Wilson, que usou um programa de computador para dar vida a Shudu, descreve sua criação em termos semelhantes. «Penso nela como uma espécie de manequim. Depois de criá-la, pode fazê-la posar e dar a ela expressão», diz. «É como ter uma boneca; uma Barbie para vestir.»

Para marcas de moda, um manequim de alta tecnologia oferece uma extensa gama de possibilidades, podendo aparecer em qualquer situação e com qualquer roupa. Wilson já recebeu diversas propostas, incluindo uma de uma marca que queria que Shudu posasse com seus brincos.

Outras propostas são mais difíceis de concretizar. Tameka Small – uma profissional de estética e proprietária do Hands Dayspa em Wilmington, na Carolina do Norte, questionou se não valeria a pena promover seus produtos para beleza com Shodu.

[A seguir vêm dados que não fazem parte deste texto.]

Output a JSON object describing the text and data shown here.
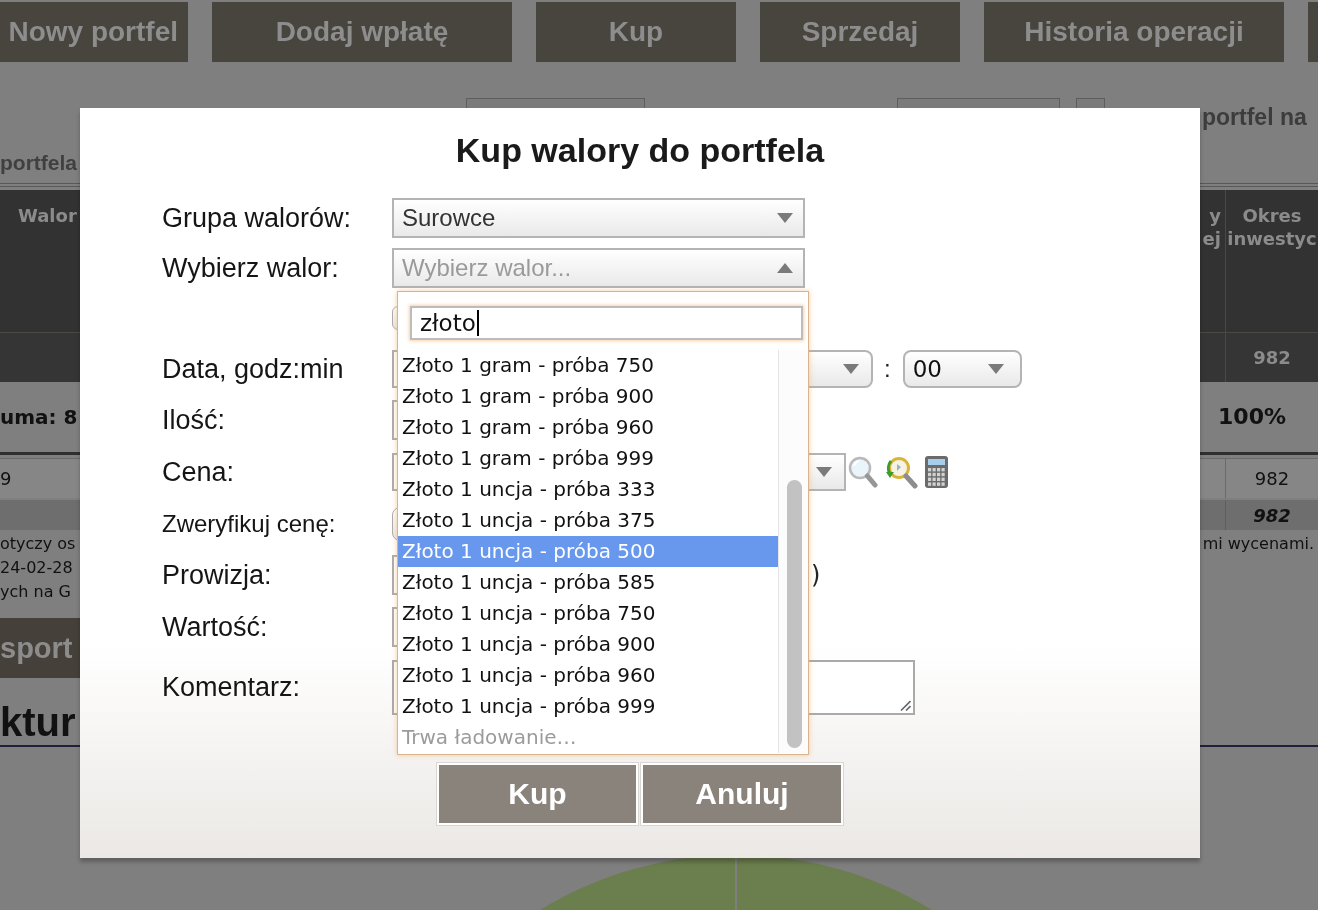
{
  "nav": {
    "buttons": [
      {
        "label": "Nowy portfel"
      },
      {
        "label": "Dodaj wpłatę"
      },
      {
        "label": "Kup"
      },
      {
        "label": "Sprzedaj"
      },
      {
        "label": "Historia operacji"
      }
    ]
  },
  "toolbar": {
    "right_label": "portfel na",
    "left_label": "portfela"
  },
  "table": {
    "columns": [
      "Walor",
      "y ej",
      "Okres inwestyc"
    ],
    "rows": [
      {
        "kind": "dark",
        "last": "982"
      },
      {
        "kind": "summary",
        "first": "uma: 8",
        "last": "100%"
      },
      {
        "kind": "normal",
        "first": "9",
        "last": "982"
      },
      {
        "kind": "total",
        "last": "982"
      }
    ]
  },
  "notes": {
    "left": [
      "otyczy os",
      "24-02-28",
      "ych na G"
    ],
    "right": "mi wycenami."
  },
  "action_button": {
    "label": "sport"
  },
  "section_heading": "ktur",
  "dialog": {
    "title": "Kup walory do portfela",
    "fields": [
      {
        "kind": "select",
        "label": "Grupa walorów:",
        "value": "Surowce"
      },
      {
        "kind": "combo",
        "label": "Wybierz walor:",
        "placeholder": "Wybierz walor...",
        "expanded": true
      },
      {
        "kind": "blank"
      },
      {
        "kind": "datetime",
        "label": "Data, godz:min",
        "separator": ":",
        "minute": "00"
      },
      {
        "kind": "input",
        "label": "Ilość:"
      },
      {
        "kind": "price",
        "label": "Cena:"
      },
      {
        "kind": "verify",
        "label": "Zweryfikuj cenę:"
      },
      {
        "kind": "commission",
        "label": "Prowizja:",
        "suffix": ")"
      },
      {
        "kind": "input",
        "label": "Wartość:"
      },
      {
        "kind": "textarea",
        "label": "Komentarz:"
      }
    ],
    "dropdown": {
      "search": "złoto",
      "options": [
        {
          "label": "Złoto 1 gram - próba 750",
          "selected": false
        },
        {
          "label": "Złoto 1 gram - próba 900",
          "selected": false
        },
        {
          "label": "Złoto 1 gram - próba 960",
          "selected": false
        },
        {
          "label": "Złoto 1 gram - próba 999",
          "selected": false
        },
        {
          "label": "Złoto 1 uncja - próba 333",
          "selected": false
        },
        {
          "label": "Złoto 1 uncja - próba 375",
          "selected": false
        },
        {
          "label": "Złoto 1 uncja - próba 500",
          "selected": true
        },
        {
          "label": "Złoto 1 uncja - próba 585",
          "selected": false
        },
        {
          "label": "Złoto 1 uncja - próba 750",
          "selected": false
        },
        {
          "label": "Złoto 1 uncja - próba 900",
          "selected": false
        },
        {
          "label": "Złoto 1 uncja - próba 960",
          "selected": false
        },
        {
          "label": "Złoto 1 uncja - próba 999",
          "selected": false
        }
      ],
      "status": "Trwa ładowanie…"
    },
    "buttons": [
      {
        "label": "Kup"
      },
      {
        "label": "Anuluj"
      }
    ]
  }
}
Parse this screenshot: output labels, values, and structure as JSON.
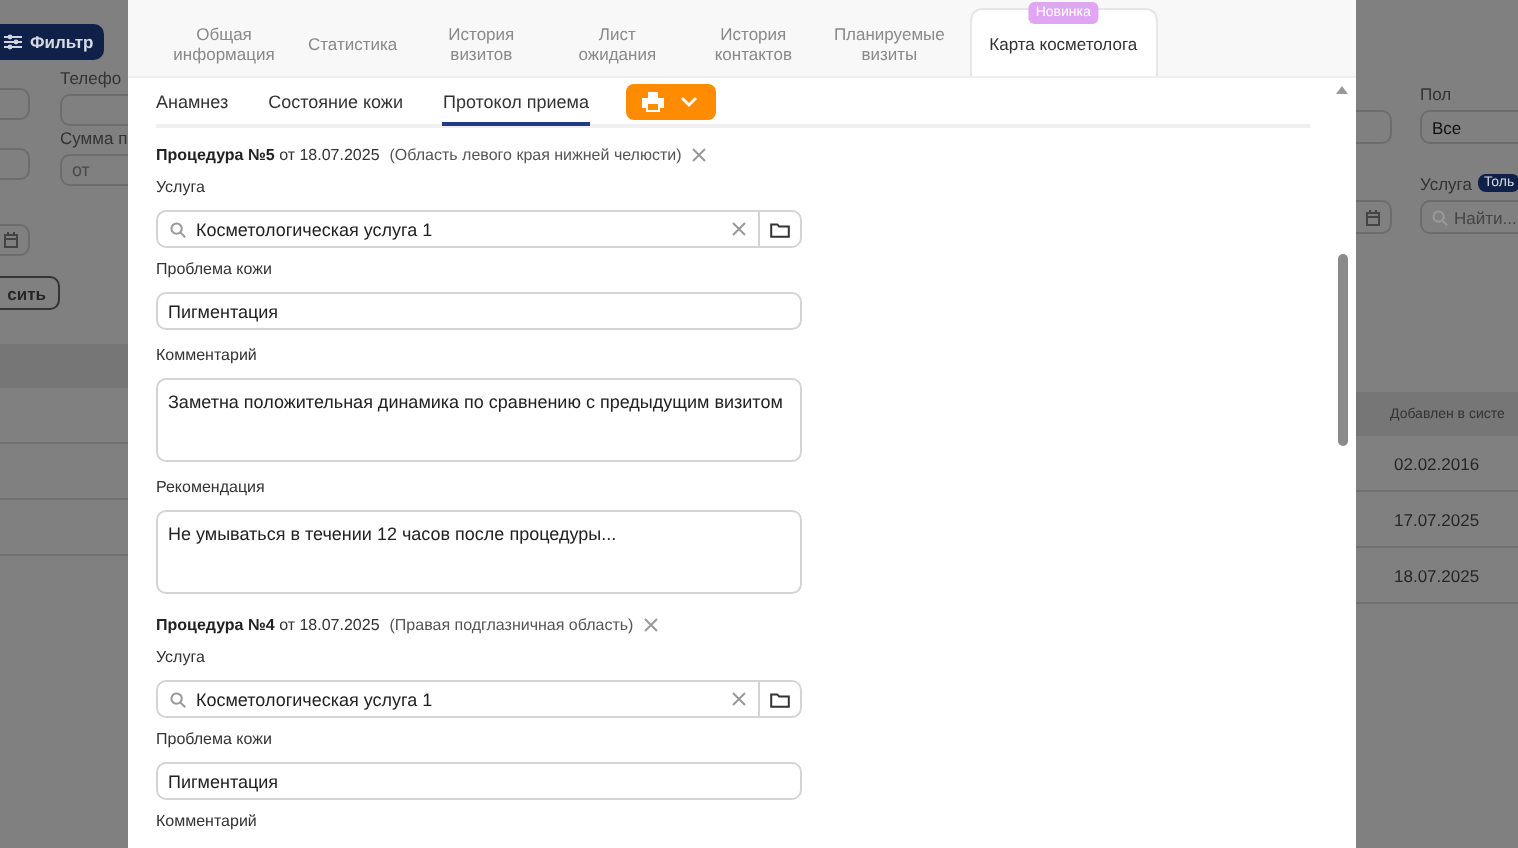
{
  "background": {
    "filter_button": "Фильтр",
    "left_filters": [
      {
        "label": "Телефо"
      },
      {
        "label": "Сумма п",
        "placeholder": "от"
      }
    ],
    "apply_button": "сить",
    "right_filters": [
      {
        "label": "Пол",
        "value": "Все"
      },
      {
        "label": "Услуга",
        "badge": "Толь",
        "placeholder": "Найти..."
      }
    ],
    "table": {
      "column": "Добавлен в систе",
      "cells": [
        "02.02.2016",
        "17.07.2025",
        "18.07.2025"
      ]
    }
  },
  "modal": {
    "tabs": [
      {
        "label": "Общая информация",
        "selected": false
      },
      {
        "label": "Статистика",
        "selected": false
      },
      {
        "label": "История визитов",
        "selected": false
      },
      {
        "label": "Лист ожидания",
        "selected": false
      },
      {
        "label": "История контактов",
        "selected": false
      },
      {
        "label": "Планируемые визиты",
        "selected": false
      },
      {
        "label": "Карта косметолога",
        "selected": true,
        "badge": "Новинка"
      }
    ],
    "subtabs": [
      {
        "label": "Анамнез",
        "selected": false
      },
      {
        "label": "Состояние кожи",
        "selected": false
      },
      {
        "label": "Протокол приема",
        "selected": true
      }
    ],
    "procedures": [
      {
        "title": "**Процедура №5** от 18.07.2025",
        "area": "(Область левого края нижней челюсти)",
        "fields": [
          {
            "kind": "search",
            "label": "Услуга",
            "value": "Косметологическая услуга 1"
          },
          {
            "kind": "text",
            "label": "Проблема кожи",
            "value": "Пигментация"
          },
          {
            "kind": "textarea",
            "label": "Комментарий",
            "value": "Заметна положительная динамика по сравнению с предыдущим визитом"
          },
          {
            "kind": "textarea",
            "label": "Рекомендация",
            "value": "Не умываться в течении 12 часов после процедуры..."
          }
        ]
      },
      {
        "title": "**Процедура №4** от 18.07.2025",
        "area": "(Правая подглазничная область)",
        "fields": [
          {
            "kind": "search",
            "label": "Услуга",
            "value": "Косметологическая услуга 1"
          },
          {
            "kind": "text",
            "label": "Проблема кожи",
            "value": "Пигментация"
          },
          {
            "kind": "label",
            "label": "Комментарий"
          }
        ]
      }
    ]
  }
}
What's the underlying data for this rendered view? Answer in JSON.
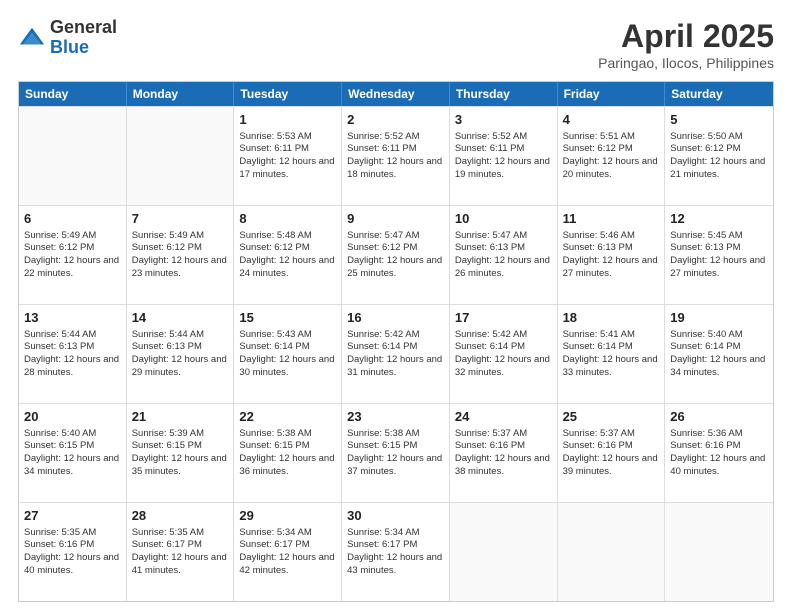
{
  "logo": {
    "general": "General",
    "blue": "Blue"
  },
  "title": {
    "month": "April 2025",
    "location": "Paringao, Ilocos, Philippines"
  },
  "weekdays": [
    "Sunday",
    "Monday",
    "Tuesday",
    "Wednesday",
    "Thursday",
    "Friday",
    "Saturday"
  ],
  "weeks": [
    [
      {
        "day": null,
        "sunrise": null,
        "sunset": null,
        "daylight": null
      },
      {
        "day": null,
        "sunrise": null,
        "sunset": null,
        "daylight": null
      },
      {
        "day": "1",
        "sunrise": "Sunrise: 5:53 AM",
        "sunset": "Sunset: 6:11 PM",
        "daylight": "Daylight: 12 hours and 17 minutes."
      },
      {
        "day": "2",
        "sunrise": "Sunrise: 5:52 AM",
        "sunset": "Sunset: 6:11 PM",
        "daylight": "Daylight: 12 hours and 18 minutes."
      },
      {
        "day": "3",
        "sunrise": "Sunrise: 5:52 AM",
        "sunset": "Sunset: 6:11 PM",
        "daylight": "Daylight: 12 hours and 19 minutes."
      },
      {
        "day": "4",
        "sunrise": "Sunrise: 5:51 AM",
        "sunset": "Sunset: 6:12 PM",
        "daylight": "Daylight: 12 hours and 20 minutes."
      },
      {
        "day": "5",
        "sunrise": "Sunrise: 5:50 AM",
        "sunset": "Sunset: 6:12 PM",
        "daylight": "Daylight: 12 hours and 21 minutes."
      }
    ],
    [
      {
        "day": "6",
        "sunrise": "Sunrise: 5:49 AM",
        "sunset": "Sunset: 6:12 PM",
        "daylight": "Daylight: 12 hours and 22 minutes."
      },
      {
        "day": "7",
        "sunrise": "Sunrise: 5:49 AM",
        "sunset": "Sunset: 6:12 PM",
        "daylight": "Daylight: 12 hours and 23 minutes."
      },
      {
        "day": "8",
        "sunrise": "Sunrise: 5:48 AM",
        "sunset": "Sunset: 6:12 PM",
        "daylight": "Daylight: 12 hours and 24 minutes."
      },
      {
        "day": "9",
        "sunrise": "Sunrise: 5:47 AM",
        "sunset": "Sunset: 6:12 PM",
        "daylight": "Daylight: 12 hours and 25 minutes."
      },
      {
        "day": "10",
        "sunrise": "Sunrise: 5:47 AM",
        "sunset": "Sunset: 6:13 PM",
        "daylight": "Daylight: 12 hours and 26 minutes."
      },
      {
        "day": "11",
        "sunrise": "Sunrise: 5:46 AM",
        "sunset": "Sunset: 6:13 PM",
        "daylight": "Daylight: 12 hours and 27 minutes."
      },
      {
        "day": "12",
        "sunrise": "Sunrise: 5:45 AM",
        "sunset": "Sunset: 6:13 PM",
        "daylight": "Daylight: 12 hours and 27 minutes."
      }
    ],
    [
      {
        "day": "13",
        "sunrise": "Sunrise: 5:44 AM",
        "sunset": "Sunset: 6:13 PM",
        "daylight": "Daylight: 12 hours and 28 minutes."
      },
      {
        "day": "14",
        "sunrise": "Sunrise: 5:44 AM",
        "sunset": "Sunset: 6:13 PM",
        "daylight": "Daylight: 12 hours and 29 minutes."
      },
      {
        "day": "15",
        "sunrise": "Sunrise: 5:43 AM",
        "sunset": "Sunset: 6:14 PM",
        "daylight": "Daylight: 12 hours and 30 minutes."
      },
      {
        "day": "16",
        "sunrise": "Sunrise: 5:42 AM",
        "sunset": "Sunset: 6:14 PM",
        "daylight": "Daylight: 12 hours and 31 minutes."
      },
      {
        "day": "17",
        "sunrise": "Sunrise: 5:42 AM",
        "sunset": "Sunset: 6:14 PM",
        "daylight": "Daylight: 12 hours and 32 minutes."
      },
      {
        "day": "18",
        "sunrise": "Sunrise: 5:41 AM",
        "sunset": "Sunset: 6:14 PM",
        "daylight": "Daylight: 12 hours and 33 minutes."
      },
      {
        "day": "19",
        "sunrise": "Sunrise: 5:40 AM",
        "sunset": "Sunset: 6:14 PM",
        "daylight": "Daylight: 12 hours and 34 minutes."
      }
    ],
    [
      {
        "day": "20",
        "sunrise": "Sunrise: 5:40 AM",
        "sunset": "Sunset: 6:15 PM",
        "daylight": "Daylight: 12 hours and 34 minutes."
      },
      {
        "day": "21",
        "sunrise": "Sunrise: 5:39 AM",
        "sunset": "Sunset: 6:15 PM",
        "daylight": "Daylight: 12 hours and 35 minutes."
      },
      {
        "day": "22",
        "sunrise": "Sunrise: 5:38 AM",
        "sunset": "Sunset: 6:15 PM",
        "daylight": "Daylight: 12 hours and 36 minutes."
      },
      {
        "day": "23",
        "sunrise": "Sunrise: 5:38 AM",
        "sunset": "Sunset: 6:15 PM",
        "daylight": "Daylight: 12 hours and 37 minutes."
      },
      {
        "day": "24",
        "sunrise": "Sunrise: 5:37 AM",
        "sunset": "Sunset: 6:16 PM",
        "daylight": "Daylight: 12 hours and 38 minutes."
      },
      {
        "day": "25",
        "sunrise": "Sunrise: 5:37 AM",
        "sunset": "Sunset: 6:16 PM",
        "daylight": "Daylight: 12 hours and 39 minutes."
      },
      {
        "day": "26",
        "sunrise": "Sunrise: 5:36 AM",
        "sunset": "Sunset: 6:16 PM",
        "daylight": "Daylight: 12 hours and 40 minutes."
      }
    ],
    [
      {
        "day": "27",
        "sunrise": "Sunrise: 5:35 AM",
        "sunset": "Sunset: 6:16 PM",
        "daylight": "Daylight: 12 hours and 40 minutes."
      },
      {
        "day": "28",
        "sunrise": "Sunrise: 5:35 AM",
        "sunset": "Sunset: 6:17 PM",
        "daylight": "Daylight: 12 hours and 41 minutes."
      },
      {
        "day": "29",
        "sunrise": "Sunrise: 5:34 AM",
        "sunset": "Sunset: 6:17 PM",
        "daylight": "Daylight: 12 hours and 42 minutes."
      },
      {
        "day": "30",
        "sunrise": "Sunrise: 5:34 AM",
        "sunset": "Sunset: 6:17 PM",
        "daylight": "Daylight: 12 hours and 43 minutes."
      },
      {
        "day": null,
        "sunrise": null,
        "sunset": null,
        "daylight": null
      },
      {
        "day": null,
        "sunrise": null,
        "sunset": null,
        "daylight": null
      },
      {
        "day": null,
        "sunrise": null,
        "sunset": null,
        "daylight": null
      }
    ]
  ]
}
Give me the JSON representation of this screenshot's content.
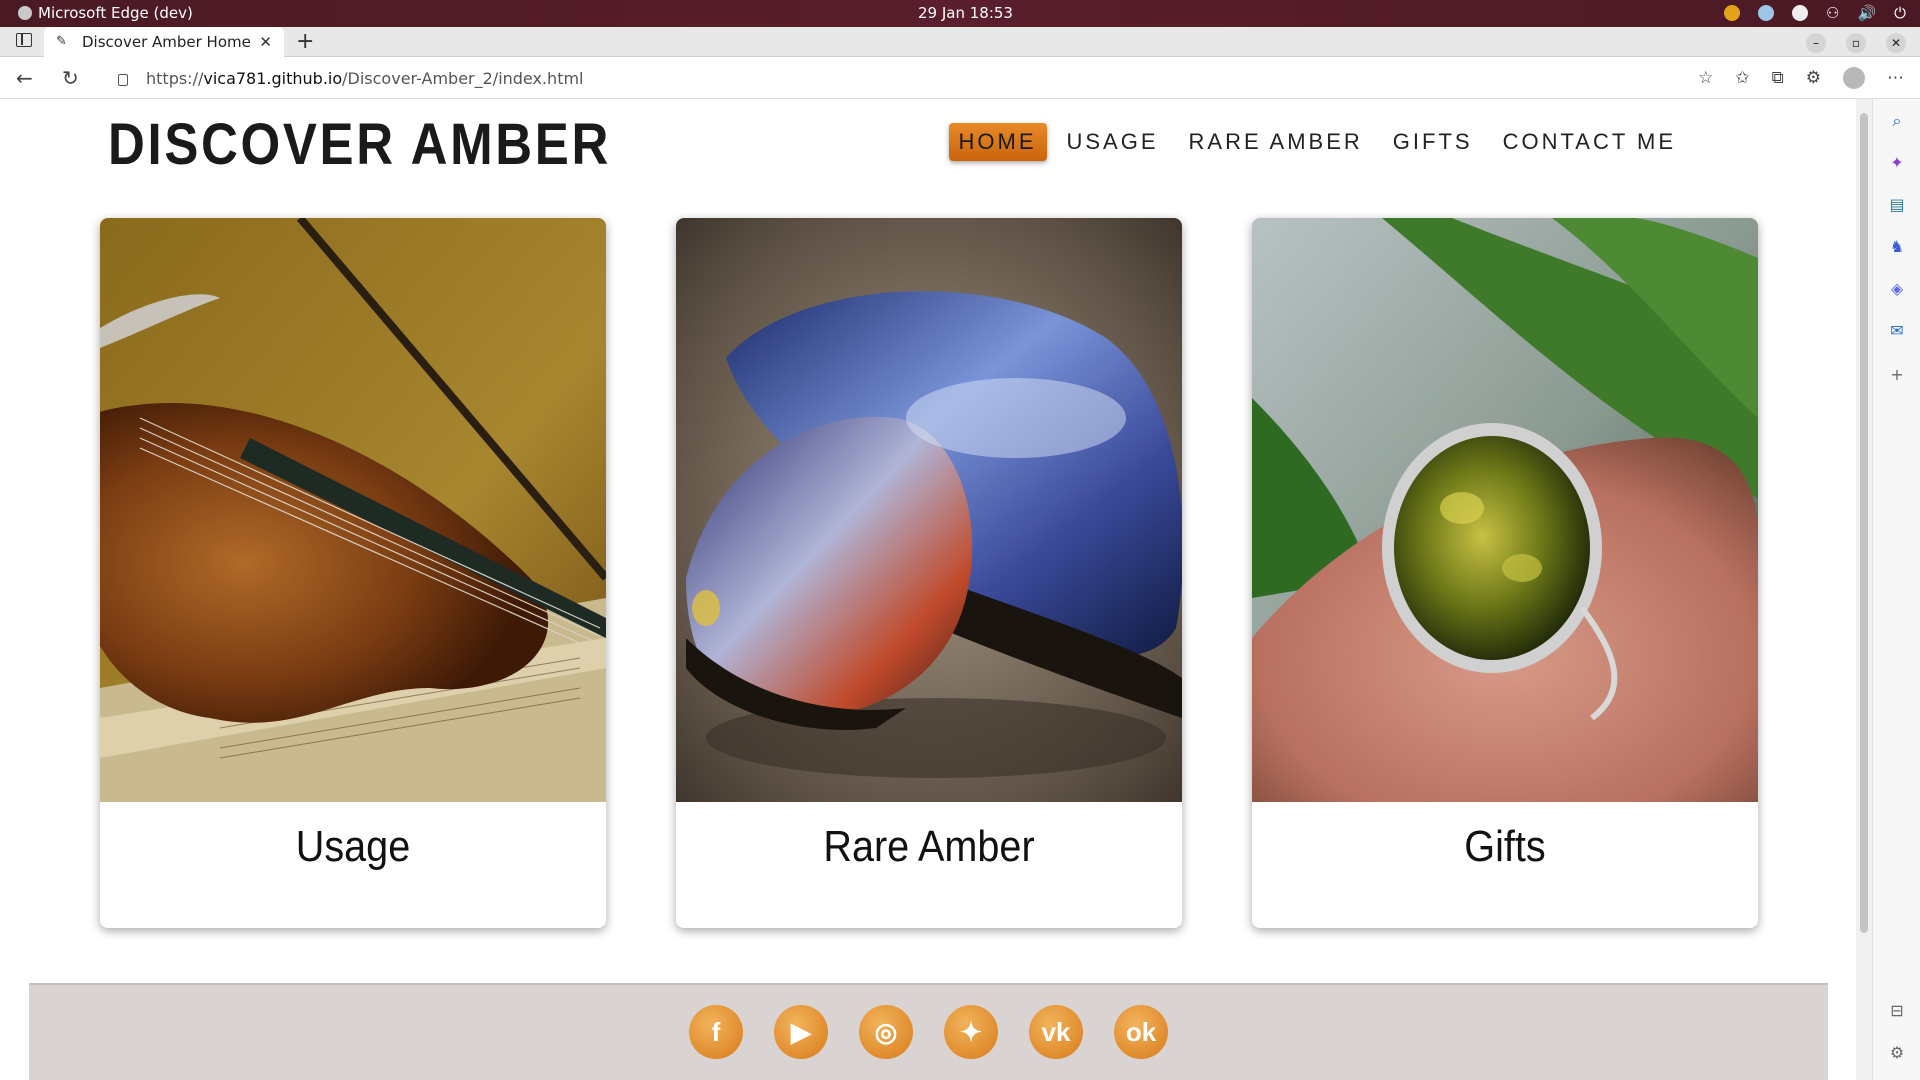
{
  "os": {
    "app_name": "Microsoft Edge (dev)",
    "clock": "29 Jan  18:53"
  },
  "browser": {
    "tab_title": "Discover Amber Home",
    "url_scheme": "https://",
    "url_host": "vica781.github.io",
    "url_path": "/Discover-Amber_2/index.html"
  },
  "site": {
    "logo": "DISCOVER AMBER",
    "nav": [
      "HOME",
      "USAGE",
      "RARE AMBER",
      "GIFTS",
      "CONTACT ME"
    ],
    "active_nav": "HOME",
    "accent_color": "#d9761b",
    "cards": [
      {
        "title": "Usage",
        "image": "violin-on-sheet-music"
      },
      {
        "title": "Rare Amber",
        "image": "blue-amber-stones"
      },
      {
        "title": "Gifts",
        "image": "green-amber-ring-on-hand"
      }
    ],
    "social": [
      "facebook-icon",
      "youtube-icon",
      "instagram-icon",
      "twitter-icon",
      "vk-icon",
      "odnoklassniki-icon"
    ]
  }
}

Afinal, ela tinha a pele perfeita. Mas então descobriu que Shudu não era real.

«Decidi que enviaria os produtos, mesmo que, tecnicamente, ela não pudesse usá-los», diz Small. Ela e Wilson estão pensando sobre como colaborar. «Acho que o fato de ela ser uma supermodelo digital traz uma nova dimensão ao modo como a empresa pode comercializar seus produtos. É uma ideia muito legal», diz.

Mas alguns profissionais de marketing ainda não estão convencidos.

«Acho que há oportunidades para as marcas comercializarem produtos, mas também que isso será mais superficial do que o que se vê com uma pessoa real», diz Giordano Contestabile, CEO da Bloglovin, uma empresa que conecta marcas a influenciadores relevantes e se foca em influenciadores com até 500 mil seguidores».

«O aspecto humano do marketing de influência é a chave para entender isso. Não sei como você pode replicar isso», diz ele. Fazer com que alguém o siga no Instagram é fácil, argumenta. Mas conseguir que alguém se identifique com você e crie uma conexão emocional é um desafio diferente. Em outras palavras, não dá para fingir».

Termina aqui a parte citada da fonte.